Roughly half of New Zealand's workplaces can be classified as having an immature or passive health and safety culture, WorkSafe says in its annual report for the year to 30 June 2019.
The report outlines key insights from a benchmark study which WorkSafe and MBIE are working on together. This will result in an annual dashboard to track progress on the Government Health and Safety at Work Strategy.
Part of the research aims to understand New Zealand's health and safety at work cultural maturity. WorkSafe says workplaces with an immature or passive culture are more likely to be in agriculture (66%), manufacturing (53%), construction (48%), commercial fishing (51%), wholesale trade (50%) and rental hiring/real estate services (48%).
The least mature ("it's just common sense") employers make up 21% of New Zealand business. WorkSafe says they are more likely to see having good health and safety practices as being imposed upon them by the regulator, report complying with regulations so they "don't get into trouble", view compliance with health and safety regulations as being a significant cost to the business wqith little perceived benefit, and put little effort into safety measures beyond compliance. They rely on their own knowledge and experience and expect workers to use their common sense, and have rules in place, but see it as workers' responsibility to follow them.
Still passive/reactive, 27% of businesses are at a somewhat more developed state of maturity - "all talk but little walk" businesses - which approach health and safety in a transactional manner. Workers follow the rules, but only when management is on the floor or when it is convenient. Management is on board with health and safety, but there is little follow through. There is a disconnect between management's and worker's views on health and safety.

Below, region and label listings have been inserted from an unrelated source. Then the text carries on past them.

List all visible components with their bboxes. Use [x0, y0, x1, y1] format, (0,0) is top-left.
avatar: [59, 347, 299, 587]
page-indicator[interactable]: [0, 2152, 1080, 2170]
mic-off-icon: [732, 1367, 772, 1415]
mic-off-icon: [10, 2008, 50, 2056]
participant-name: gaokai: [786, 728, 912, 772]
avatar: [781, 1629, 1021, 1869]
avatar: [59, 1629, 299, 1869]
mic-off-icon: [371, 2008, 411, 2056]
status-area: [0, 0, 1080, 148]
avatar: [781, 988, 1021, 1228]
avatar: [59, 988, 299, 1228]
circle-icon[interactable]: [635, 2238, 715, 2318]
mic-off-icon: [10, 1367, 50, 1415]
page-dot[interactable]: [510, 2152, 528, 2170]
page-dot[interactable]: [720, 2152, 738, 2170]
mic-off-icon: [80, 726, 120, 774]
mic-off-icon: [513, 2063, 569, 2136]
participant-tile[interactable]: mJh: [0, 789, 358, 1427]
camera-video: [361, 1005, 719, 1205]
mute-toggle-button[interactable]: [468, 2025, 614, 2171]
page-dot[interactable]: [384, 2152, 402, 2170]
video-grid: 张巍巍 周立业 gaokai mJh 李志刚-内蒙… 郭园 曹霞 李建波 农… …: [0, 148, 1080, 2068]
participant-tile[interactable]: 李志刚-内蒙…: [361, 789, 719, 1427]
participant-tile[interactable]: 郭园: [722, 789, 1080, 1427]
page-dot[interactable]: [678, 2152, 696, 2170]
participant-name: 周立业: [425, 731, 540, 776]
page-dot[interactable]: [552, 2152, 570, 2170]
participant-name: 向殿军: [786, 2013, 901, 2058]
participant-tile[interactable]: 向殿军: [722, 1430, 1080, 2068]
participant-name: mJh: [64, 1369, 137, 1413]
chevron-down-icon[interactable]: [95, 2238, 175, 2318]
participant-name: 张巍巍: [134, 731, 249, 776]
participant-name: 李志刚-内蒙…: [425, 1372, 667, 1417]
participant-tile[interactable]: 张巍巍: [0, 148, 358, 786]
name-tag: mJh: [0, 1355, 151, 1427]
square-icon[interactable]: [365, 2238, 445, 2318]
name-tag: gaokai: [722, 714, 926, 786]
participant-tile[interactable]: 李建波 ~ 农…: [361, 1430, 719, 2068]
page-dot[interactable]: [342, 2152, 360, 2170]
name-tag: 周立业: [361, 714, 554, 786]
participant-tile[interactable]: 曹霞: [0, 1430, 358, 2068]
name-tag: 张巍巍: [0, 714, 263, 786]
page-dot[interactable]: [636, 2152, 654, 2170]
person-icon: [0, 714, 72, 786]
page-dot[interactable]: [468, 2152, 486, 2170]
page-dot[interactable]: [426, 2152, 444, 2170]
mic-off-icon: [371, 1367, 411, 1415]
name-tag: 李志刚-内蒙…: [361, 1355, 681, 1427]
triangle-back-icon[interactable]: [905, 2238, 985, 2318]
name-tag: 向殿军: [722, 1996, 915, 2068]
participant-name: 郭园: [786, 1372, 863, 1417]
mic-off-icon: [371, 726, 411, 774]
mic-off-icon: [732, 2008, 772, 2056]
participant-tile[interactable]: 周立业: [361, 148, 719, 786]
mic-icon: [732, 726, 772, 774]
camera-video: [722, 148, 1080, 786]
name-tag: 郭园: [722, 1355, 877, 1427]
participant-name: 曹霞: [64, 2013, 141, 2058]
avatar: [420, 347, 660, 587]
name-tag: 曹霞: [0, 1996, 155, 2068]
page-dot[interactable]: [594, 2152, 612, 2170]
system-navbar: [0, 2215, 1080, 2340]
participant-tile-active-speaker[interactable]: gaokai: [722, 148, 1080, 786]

WorkSafe says the research has demonstrated that workplaces where there is an emphasis on compliance over good workplace culture have poorer health and safety outcomes. Workers with less committed attitudes to good health and safety practices tend to be found in workplaces that are also less committed to safety.
It says just over half of employers take a proactive approach to managing health and safety risks, and have a mature health and safety culture.